Я выдавливаю смешок и слышу, как на заднем фоне на другом конце провода болтают мои коллеги – отчетливый заразительный смех нашего дизайнера Мии, хриплый голос копирайтера Рори, распевающего колядки на ее потеху. Они тайком встречаются, я точно знаю, хоть и отрицают это годами.
По крайней мере не только я живу во лжи.
– Ох, Роуз, я весь зеленый от зависти и этому рад, – говорит Карлос. – Verde de envidia. В Дублине льет, как из ведра. Тут серо, хмуро, ужасно, слякотно и мокро. Даже дельфин впал бы в депрессию, увидев эту картину. Ну же, расскажи что-нибудь еще. Мне нужно вдохновение для этого проекта. Давай, опиши, что ты видишь прямо сейчас.

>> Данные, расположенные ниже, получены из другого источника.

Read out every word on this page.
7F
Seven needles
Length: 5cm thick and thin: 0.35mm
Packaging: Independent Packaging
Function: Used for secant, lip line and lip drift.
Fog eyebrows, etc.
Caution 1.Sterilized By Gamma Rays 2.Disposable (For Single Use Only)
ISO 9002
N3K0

Я прикрываю глаза и хихикаю. Дельфин в депрессии? Это что-то новенькое, даже из уст Карлоса.
Я пытаюсь выглянуть в ветровое стекло, но понимаю, что даже если бы хотела рассказать правду, не могла бы – тонкий слой снега покрывает его, как одеялом. Так что я пользуюсь своим, всегда ярким, воображением.
– Я вижу милый побеленный домик, из трубы которого валит дым, – говорю я, и Карлос чуть не тает. – В очаге камина горит огонь, я даже с улицы вижу оранжевые языки пламени.
– Ох, ты меня убиваешь.
– Через сад к дому ведет элегантная дорожка из розового камня, хотя сейчас она, конечно, припорошена снегом. А кровля на домике соломенная. Снаружи ни звука, только редкое уханье совы и далекий шум прибрежных волн – море видно прямо с крыльца дома.
Я чувствую, как по щеке стекает слеза.
– Ого!
– Все идет по плану, Карлос, – вру я. – А теперь возвращайся к работе, дорогой. Я сюда приехала наслаждаться уединением, а не слушать про проект для Рэйни, без обид.
– Говорит женщина, которая взяла с собой ноутбук.
– Взяла. Что тут сказать? Возможно, я зайду в удаленку ради своего спокойствия. Пока вы все не ушли на праздники.
– Да, пока я еще тут. Мэйв и Ивонн все не дают мне покоя, спрашивают, куда ты поехала. И я еще наткнулся на другую твою подругу, Софи, еще и где – в банке. Она хотела забежать тебя проведать. Они не любопытствуют, просто переживают. Что им сказать?